From context I assume the JSON advice here is only intended for JSON used inside relational databases? In that case the advice seems reasonable. But I’d recommend not using custom compression schemes like that for JSON output used as data storage, where just running it through a standard compression algorithm is typically as good, and much less error-prone. From some quick experimentation, it seems that gzip compresses a stream of random UUIDs to about 21 bytes each, roughly the same as the 22 bytes per UUID you get if you manually base64 encode the field.
Huh. Do you know if Postgres compresses JSONB columns before saving to disk?
We recently got to try InnoDB compression with some of our data, in Percona MySQL 5.6. Packed down about 3 to 1, and we’ve yet to see problems, but it’s the early days for us so we’ll see(/don’t take it as a promise that it’s great). I recall we had more trouble with 5.1 compression, but I’m not the primary DBA and have forgotten any details I once knew. We haven’t tried other algorithms yet (see https://www.percona.com/blog/2016/04/13/evaluating-database-compression-methods-update/); lz4 or zstd may help us if CPU use becomes an issue.
We’re also kind of interested in partitioning; right now, certain queries wind up bringing lots of historical data into RAM when we only care about, say, particular users' recent activity. Having a small “recent” partition could help with that it (relatively transparently from the app’s perspective even), but we would love to know more about people’s experiences with the partitioning and its effectiveness/quirks/gotchas before diving in.
Edit: On Kevin’s theme of dumb tricks to shrink data, one we use is memoizing/interning/normalizing often-repeated values. Like, instead of storing a User-Agent or Referer raw for each hit, maintain another table with each unique agent/referrer and store a user_agent_id. Of course that carries its own issues, e.g. values used only once are more expensive to store, and getting rid of values only used in old data is kind of tricky. At our size in our use case it’s been handy; probably not equally so at smaller or larger scales.
At one job we used partitioning to good effect. It worked quite nicely with our date bound data (metrics). We had data that we wanted to “age out” periodically, and we partitioned on timeboxes. This not only made queries for recent data faster (query pruning would often result in hitting only a single partition, smaller indexes, etc), but we could also quickly drop the aged out data just by dropping the oldest partition (and creating a new one for the next timebox). We also had another vary large dataset, that we partitioned on some arbitrary key, that one was mostly to keep index size down a bit.
As far as caveats, if you end up querying by something other than your non partitioning keys, you can make things MUCH slower, as you now have to load data from multiple partitions, which can significantly increase IO, and likely hoses caches. So I would recommend you use it very judiciously.

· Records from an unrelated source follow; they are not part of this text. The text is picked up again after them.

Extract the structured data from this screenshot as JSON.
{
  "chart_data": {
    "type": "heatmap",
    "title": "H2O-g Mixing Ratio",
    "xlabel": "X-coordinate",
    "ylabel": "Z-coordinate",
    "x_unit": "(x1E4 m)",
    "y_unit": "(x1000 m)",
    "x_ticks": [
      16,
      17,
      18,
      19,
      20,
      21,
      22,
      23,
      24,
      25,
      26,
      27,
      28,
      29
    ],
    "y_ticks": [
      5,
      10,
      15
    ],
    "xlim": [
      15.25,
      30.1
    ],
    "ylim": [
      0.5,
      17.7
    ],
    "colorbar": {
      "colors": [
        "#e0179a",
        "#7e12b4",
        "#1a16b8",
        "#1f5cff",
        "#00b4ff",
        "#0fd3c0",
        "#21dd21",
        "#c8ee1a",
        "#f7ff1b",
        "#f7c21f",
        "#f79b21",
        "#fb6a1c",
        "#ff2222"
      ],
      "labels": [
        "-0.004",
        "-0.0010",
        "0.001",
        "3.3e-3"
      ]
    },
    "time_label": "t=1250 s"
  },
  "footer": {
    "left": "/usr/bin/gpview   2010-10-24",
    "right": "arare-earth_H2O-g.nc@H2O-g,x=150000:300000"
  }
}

We also used compression, and it seemed to work fairly well. We had some super fast ssd raid boxes, which after time ended up being a bit space constrained. We flipped on compression on one of our slaves and saw good results, then rolled it out to other nodes. The data we were compressing was mostly json blob data, so it compressed quite well. Some queries also ended up being faster, because with compression we were doing less IO, and we had quite a bit of spare cpu on those boxes.
Alas, I don’t recall what we had set for KEY_BLOCK_SIZE or any of the other tunables.
I know binary columns save space, but I have seen/experienced some significant pain when doing it with mysql – mostly due to the padding rules, dealing with truncated data and accidental collisions, newer devs on the team not understanding it resulting in people trying to use hex/unhex (and getting null results sometimes), incoming data that was just…garbage (mobile device identifiers at the time), combined with codebases and dev-teams that changed over time. It made dealing with the binary fields a huge mess, and made adhoc queries / debugging significantly harder.
If you need it, then of course use it, but I recommend putting it off until you really need it, and probably only then for “internal” data (not user supplied) and nothing you might ever need to manually introspect or troubleshoot.